Genesis Belanger: Through the Eye of a Needle at the Aldrich
Surrealist Ceramic Art, in my opinion there isn’t enough of it on display in galleries, so you can imagine how excited I was when I walked into the Aldrich Contemporary Art Museum and there was an entire exhibit of Genesis Belanger’s stunning work.
‘Through the Eye of a Needle’ resembles a funeral home, complete with waiting room, buffet table and a piano. The ceramics are everyday objects, produced in flat matte colours, but each one has an unsettling twist.
“I was thinking of how any transition, even a positive one, results in a period of grieving, because change is inherently a loss. That brought me to the question: how do we support people in the most extreme circumstances?”
There is the familiarity of a bowl of fruit and then you see the set of teeth. The vase of flowers complete with fingers, a chocolate box that is not filled with treats. The effect is kind of unsettling and a little gloomy, but in the most wonderful way. Those missing toes have been playing on my mind long since I left the museum.
Belanger has taken the title of the exhibit from a bible proverb: “It is easier for a camel to pass through the eye of a needle than for a rich man to get into heaven.” and asks if anyone who has profited from inequality and environmental catastrophe actually possesses the virtues required to get into heaven.

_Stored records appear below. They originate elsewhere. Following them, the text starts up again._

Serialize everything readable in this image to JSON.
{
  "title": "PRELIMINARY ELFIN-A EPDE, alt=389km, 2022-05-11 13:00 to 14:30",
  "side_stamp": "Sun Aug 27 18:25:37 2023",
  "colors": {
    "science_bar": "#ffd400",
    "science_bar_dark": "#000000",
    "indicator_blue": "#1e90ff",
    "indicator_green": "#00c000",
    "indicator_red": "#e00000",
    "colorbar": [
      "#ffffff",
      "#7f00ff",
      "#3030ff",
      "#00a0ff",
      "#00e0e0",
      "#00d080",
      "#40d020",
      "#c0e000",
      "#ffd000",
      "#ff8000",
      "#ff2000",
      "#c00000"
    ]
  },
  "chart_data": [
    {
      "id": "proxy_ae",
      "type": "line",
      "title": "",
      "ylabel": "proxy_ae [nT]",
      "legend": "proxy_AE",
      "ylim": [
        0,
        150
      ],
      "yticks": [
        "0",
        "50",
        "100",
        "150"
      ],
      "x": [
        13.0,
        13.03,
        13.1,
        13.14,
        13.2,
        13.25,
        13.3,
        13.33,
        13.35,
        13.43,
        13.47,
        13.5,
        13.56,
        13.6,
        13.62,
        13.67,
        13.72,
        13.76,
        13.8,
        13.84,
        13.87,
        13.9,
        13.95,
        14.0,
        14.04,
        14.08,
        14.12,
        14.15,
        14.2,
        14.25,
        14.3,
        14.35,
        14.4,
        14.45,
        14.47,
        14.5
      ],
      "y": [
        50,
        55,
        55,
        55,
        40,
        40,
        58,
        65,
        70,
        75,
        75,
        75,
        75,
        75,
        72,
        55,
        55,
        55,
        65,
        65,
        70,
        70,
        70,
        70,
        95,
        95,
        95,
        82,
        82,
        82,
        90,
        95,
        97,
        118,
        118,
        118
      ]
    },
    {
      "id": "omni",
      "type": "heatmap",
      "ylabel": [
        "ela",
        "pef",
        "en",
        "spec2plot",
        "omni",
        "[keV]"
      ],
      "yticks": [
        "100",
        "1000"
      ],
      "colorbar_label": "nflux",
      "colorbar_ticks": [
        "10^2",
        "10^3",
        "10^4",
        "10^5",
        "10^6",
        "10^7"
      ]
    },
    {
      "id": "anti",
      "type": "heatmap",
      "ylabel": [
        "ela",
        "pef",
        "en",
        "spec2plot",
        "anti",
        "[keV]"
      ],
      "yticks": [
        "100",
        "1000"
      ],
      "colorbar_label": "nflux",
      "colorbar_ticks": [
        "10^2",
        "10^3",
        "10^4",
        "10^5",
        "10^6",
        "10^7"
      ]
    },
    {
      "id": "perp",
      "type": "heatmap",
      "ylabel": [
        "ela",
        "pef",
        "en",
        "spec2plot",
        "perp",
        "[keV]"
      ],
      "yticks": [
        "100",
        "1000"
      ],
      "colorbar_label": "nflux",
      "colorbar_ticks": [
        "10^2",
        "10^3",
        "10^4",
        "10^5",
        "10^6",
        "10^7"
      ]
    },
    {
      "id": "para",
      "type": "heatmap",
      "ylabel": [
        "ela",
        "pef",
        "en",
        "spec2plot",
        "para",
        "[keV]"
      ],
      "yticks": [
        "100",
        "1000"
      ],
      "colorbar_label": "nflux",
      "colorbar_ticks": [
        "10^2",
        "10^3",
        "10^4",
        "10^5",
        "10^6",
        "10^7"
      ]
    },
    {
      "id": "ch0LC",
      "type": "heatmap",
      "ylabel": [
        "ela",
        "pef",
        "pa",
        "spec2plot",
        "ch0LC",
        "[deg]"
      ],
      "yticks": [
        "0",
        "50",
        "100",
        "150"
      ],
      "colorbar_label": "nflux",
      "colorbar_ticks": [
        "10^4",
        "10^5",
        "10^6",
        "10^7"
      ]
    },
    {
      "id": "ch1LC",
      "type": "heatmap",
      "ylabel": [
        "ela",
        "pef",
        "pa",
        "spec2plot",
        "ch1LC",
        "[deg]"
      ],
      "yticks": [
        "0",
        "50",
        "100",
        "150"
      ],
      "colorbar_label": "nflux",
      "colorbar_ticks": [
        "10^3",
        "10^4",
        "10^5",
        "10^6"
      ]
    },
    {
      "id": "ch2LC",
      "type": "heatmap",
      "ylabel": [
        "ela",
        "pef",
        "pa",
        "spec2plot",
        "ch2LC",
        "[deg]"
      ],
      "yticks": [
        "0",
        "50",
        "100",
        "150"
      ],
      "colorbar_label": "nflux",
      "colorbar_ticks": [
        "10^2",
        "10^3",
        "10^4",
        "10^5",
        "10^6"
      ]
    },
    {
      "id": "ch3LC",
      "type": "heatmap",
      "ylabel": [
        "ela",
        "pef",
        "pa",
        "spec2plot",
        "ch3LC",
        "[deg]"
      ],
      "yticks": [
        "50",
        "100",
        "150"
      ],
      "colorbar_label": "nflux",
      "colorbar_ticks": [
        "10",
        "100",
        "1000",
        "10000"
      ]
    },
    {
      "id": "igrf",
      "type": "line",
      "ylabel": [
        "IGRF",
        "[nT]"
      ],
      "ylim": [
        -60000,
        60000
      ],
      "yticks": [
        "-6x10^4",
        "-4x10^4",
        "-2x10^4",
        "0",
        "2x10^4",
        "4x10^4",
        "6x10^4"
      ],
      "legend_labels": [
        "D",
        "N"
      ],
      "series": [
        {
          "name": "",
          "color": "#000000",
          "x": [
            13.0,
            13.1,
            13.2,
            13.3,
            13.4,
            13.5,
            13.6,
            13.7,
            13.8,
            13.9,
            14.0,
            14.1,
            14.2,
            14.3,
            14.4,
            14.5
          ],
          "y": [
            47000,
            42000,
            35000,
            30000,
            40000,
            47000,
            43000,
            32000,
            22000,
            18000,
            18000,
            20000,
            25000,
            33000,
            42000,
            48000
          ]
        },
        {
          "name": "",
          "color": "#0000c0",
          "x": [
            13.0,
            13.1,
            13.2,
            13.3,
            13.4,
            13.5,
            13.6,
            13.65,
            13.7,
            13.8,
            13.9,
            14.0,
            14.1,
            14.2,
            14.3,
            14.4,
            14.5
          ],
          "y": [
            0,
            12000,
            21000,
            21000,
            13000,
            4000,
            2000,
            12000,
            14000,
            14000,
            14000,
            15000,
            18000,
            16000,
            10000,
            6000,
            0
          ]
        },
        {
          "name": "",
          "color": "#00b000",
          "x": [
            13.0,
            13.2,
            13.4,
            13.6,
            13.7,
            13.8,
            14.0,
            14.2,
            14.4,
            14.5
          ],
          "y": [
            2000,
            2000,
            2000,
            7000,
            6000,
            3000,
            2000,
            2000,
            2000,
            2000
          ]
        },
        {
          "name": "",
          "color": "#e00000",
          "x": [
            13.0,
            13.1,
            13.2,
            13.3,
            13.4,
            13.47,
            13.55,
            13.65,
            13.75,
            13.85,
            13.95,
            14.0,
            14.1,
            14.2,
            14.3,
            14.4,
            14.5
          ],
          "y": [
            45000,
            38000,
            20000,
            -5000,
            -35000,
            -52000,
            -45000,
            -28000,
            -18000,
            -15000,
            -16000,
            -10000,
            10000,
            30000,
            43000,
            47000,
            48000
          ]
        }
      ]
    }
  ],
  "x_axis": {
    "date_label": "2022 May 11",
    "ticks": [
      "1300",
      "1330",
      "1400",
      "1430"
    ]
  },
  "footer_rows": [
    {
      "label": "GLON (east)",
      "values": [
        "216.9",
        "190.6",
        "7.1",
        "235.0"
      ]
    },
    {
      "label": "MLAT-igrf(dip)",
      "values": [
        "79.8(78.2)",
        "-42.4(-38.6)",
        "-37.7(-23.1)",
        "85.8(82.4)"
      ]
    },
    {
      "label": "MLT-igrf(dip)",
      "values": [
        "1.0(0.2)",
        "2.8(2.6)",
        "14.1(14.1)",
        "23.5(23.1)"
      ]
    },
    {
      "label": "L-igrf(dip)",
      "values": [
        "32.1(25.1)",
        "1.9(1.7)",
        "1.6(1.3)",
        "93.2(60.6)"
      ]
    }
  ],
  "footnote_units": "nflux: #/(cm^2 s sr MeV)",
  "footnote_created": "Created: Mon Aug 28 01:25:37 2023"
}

Belanger was born in Massachusetts, USA in 1978 and now lives and works in New York City. Her process begins with forms that have been pressed from sheets of rolled clay, which she then models by hand and fires once, preferring natural coloured clay and avoiding any glaze.
‘Through the Eye of a Needle’ is Belanger’s first major museum exhibit and I’m excited to see her next.
Genesis Belanger: Through the Eye of a Needle is on display at the Aldrich Contemporary Art Museum, Ridgefield, Connecticut until May 9th 2021.